Apple Inc. (NASDAQ:AAPL) analyst Jim Suva has come out stating that, with Apple’s second quarter earnings, the company could boost dividends by 5 to 10% and buybacks by ~$80-90 billion. Unfortunately, as we’ll see throughout this article, even if that happens, Apple is still overvalued without the ability to provide continued shareholder rewards.
Apple Buyback History
Apple has a long history of buybacks that have been incredibly comfortable for the company.
Apple has become the poster child for share buybacks. Since the program started in 2012, the company has spent a substantial $467 billion, making it the largest spender on share buybacks out of any company. Through that, the company has managed to reduce its outstanding shares from 26 billion to roughly 16 billion on top of managing employee costs (dilution from RSUs).
That means the company’s cost per share for the entire program so far has been roughly $47/share, or roughly 25% of current share prices of $167 / share. Given that the company used 16% of the market capitalization to repurchase shares at these prices, the buyback program has had a substantial effect on the company’s current value.
However, to continue the effects going forward, it’ll be hard. Since 2012, the company has repurchased roughly 40% of its outstanding shares at the time or 4% annually. To continue, the company would have to spend more than $100 billion annually on buybacks, or more than double the rate it’s spent on buybacks so far.
Apple has had a modest but steadily increasing dividend.
Apple’s initial dividend was impressive at more than 2%. Unfortunately for the company, multiple expansion has caused that dividend to decrease substantially despite increasing dividend payouts. That’s now at roughly 0.5% yield, and given the company’s FCF yield, we don’t see that increasing significantly in the future.
Specifically, a 2.5% dividend yield would now cost the company more than $70 billion annualized, a significant part of its FCF.
Apple FCF Yield
Apple’s issue versus its current valuation is its FCF yield.
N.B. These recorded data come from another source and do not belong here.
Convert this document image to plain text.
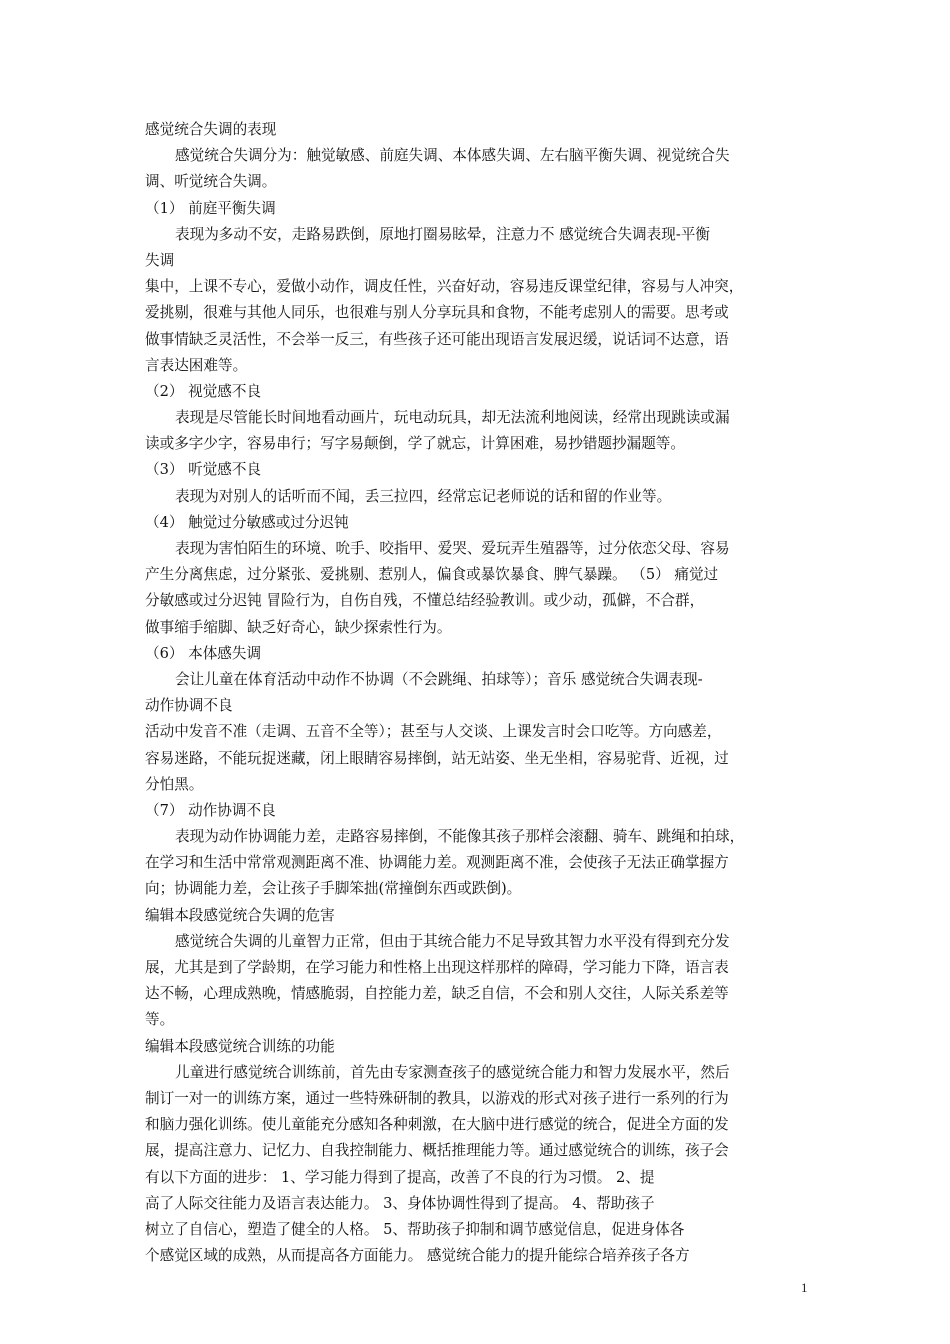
感觉统合失调的表现
感觉统合失调分为：触觉敏感、前庭失调、本体感失调、左右脑平衡失调、视觉统合失
调、听觉统合失调。
（1） 前庭平衡失调
表现为多动不安，走路易跌倒，原地打圈易眩晕，注意力不 感觉统合失调表现-平衡
失调
集中，上课不专心，爱做小动作，调皮任性，兴奋好动，容易违反课堂纪律，容易与人冲突，
爱挑剔，很难与其他人同乐，也很难与别人分享玩具和食物，不能考虑别人的需要。思考或
做事情缺乏灵活性，不会举一反三，有些孩子还可能出现语言发展迟缓，说话词不达意，语
言表达困难等。
（2） 视觉感不良
表现是尽管能长时间地看动画片，玩电动玩具，却无法流利地阅读，经常出现跳读或漏
读或多字少字，容易串行；写字易颠倒，学了就忘，计算困难，易抄错题抄漏题等。
（3） 听觉感不良
表现为对别人的话听而不闻，丢三拉四，经常忘记老师说的话和留的作业等。
（4） 触觉过分敏感或过分迟钝
表现为害怕陌生的环境、吮手、咬指甲、爱哭、爱玩弄生殖器等，过分依恋父母、容易
产生分离焦虑，过分紧张、爱挑剔、惹别人，偏食或暴饮暴食、脾气暴躁。 （5） 痛觉过
分敏感或过分迟钝 冒险行为，自伤自残，不懂总结经验教训。或少动，孤僻，不合群，
做事缩手缩脚、缺乏好奇心，缺少探索性行为。
（6） 本体感失调
会让儿童在体育活动中动作不协调（不会跳绳、拍球等）；音乐 感觉统合失调表现-
动作协调不良
活动中发音不准（走调、五音不全等）；甚至与人交谈、上课发言时会口吃等。方向感差，
容易迷路，不能玩捉迷藏，闭上眼睛容易摔倒，站无站姿、坐无坐相，容易驼背、近视，过
分怕黑。
（7） 动作协调不良
表现为动作协调能力差，走路容易摔倒，不能像其孩子那样会滚翻、骑车、跳绳和拍球，
在学习和生活中常常观测距离不准、协调能力差。观测距离不准，会使孩子无法正确掌握方
向；协调能力差，会让孩子手脚笨拙(常撞倒东西或跌倒)。
编辑本段感觉统合失调的危害
感觉统合失调的儿童智力正常，但由于其统合能力不足导致其智力水平没有得到充分发
展，尤其是到了学龄期，在学习能力和性格上出现这样那样的障碍，学习能力下降，语言表
达不畅，心理成熟晚，情感脆弱，自控能力差，缺乏自信，不会和别人交往，人际关系差等
等。
编辑本段感觉统合训练的功能
儿童进行感觉统合训练前，首先由专家测查孩子的感觉统合能力和智力发展水平，然后
制订一对一的训练方案，通过一些特殊研制的教具，以游戏的形式对孩子进行一系列的行为
和脑力强化训练。使儿童能充分感知各种刺激，在大脑中进行感觉的统合，促进全方面的发
展，提高注意力、记忆力、自我控制能力、概括推理能力等。通过感觉统合的训练，孩子会
有以下方面的进步： 1、学习能力得到了提高，改善了不良的行为习惯。 2、提
高了人际交往能力及语言表达能力。 3、身体协调性得到了提高。 4、帮助孩子
树立了自信心，塑造了健全的人格。 5、帮助孩子抑制和调节感觉信息，促进身体各
个感觉区域的成熟，从而提高各方面能力。 感觉统合能力的提升能综合培养孩子各方
1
Apple has dramatically increased its net income YOY on the back of much slower revenue growth. Part of that has been accelerated by COVID-19 related growth but the company has earned almost $95 billion in net income, or an FCF yield of roughly 3%. The company’s operating expenses have increased by 10% but it’s been supported by a 30% growth in net sales.
However, despite this substantial earnings growth, the company’s low FCF yield still hurts its shareholder returns. A 10% dividend growth, as stated potentially, would take dividends to a mere 0.6%, and similarly $80 billion in annual buybacks would utilize most of the company’s cash flow and take total shareholder returns to roughly 3.5%.
Among the company’s issues is stock-based compensation expense approaching $8 billion annually. That’s a very real part of the company’s operating costs, and it’s not expected to go down anytime soon. It costs the company roughly 10% of its allocated buybacks or roughly 0.3% of its market capitalization.
Apple has achieved consistent revenue growth, however, the revenue has gone through cycles of boom and bust.
Specifically, especially for iPad and Mac sales, Covid-19 related trends have consistently helped the company’s revenue, which has grown substantially over the past year. However, we expect that growth to peter out from a combination of return to the office and the impacts of inflation on budgets for replacing higher-end items.
With a 3% FCF yield, Apple needs to achieve significant continued growth to justify its valuation. Profits and cash flow need to expand significantly from current incredibly high levels because of the pandemic, which would hurt the company’s ability to provide continued shareholder returns.
The largest risk to our thesis is Apple’s brand. Apple has the most valuable brand in the world and has built up substantial loyalty from impressive products. The company, versus a decade ago, now has the AirPods and Apple Watch as products that most iPhone users purchase and consider essential as part of the “ecosystem.”
There’s no guarantee the company won’t be able to launch more products like that, increasing earnings growth and minimizing its valuation.
Expectations are that with Apple’s next earnings, the company could expand its buyback program and dividends significantly. Unfortunately for investors, when you’re approaching a $3 trillion market capitalization, you need a massive capital program in order to move the needle. The company has spent ~$500 billion on buybacks, which only moved the needle at below current prices.
The company’s FCF yield means that with dividends plus share buybacks, the company will be able to move share prices substantially. The company will be spending $10s of billions if not $100s of billions in cash, but struggle with its current valuation to generate continued shareholder returns. In our view, that makes the company a less valuable investment.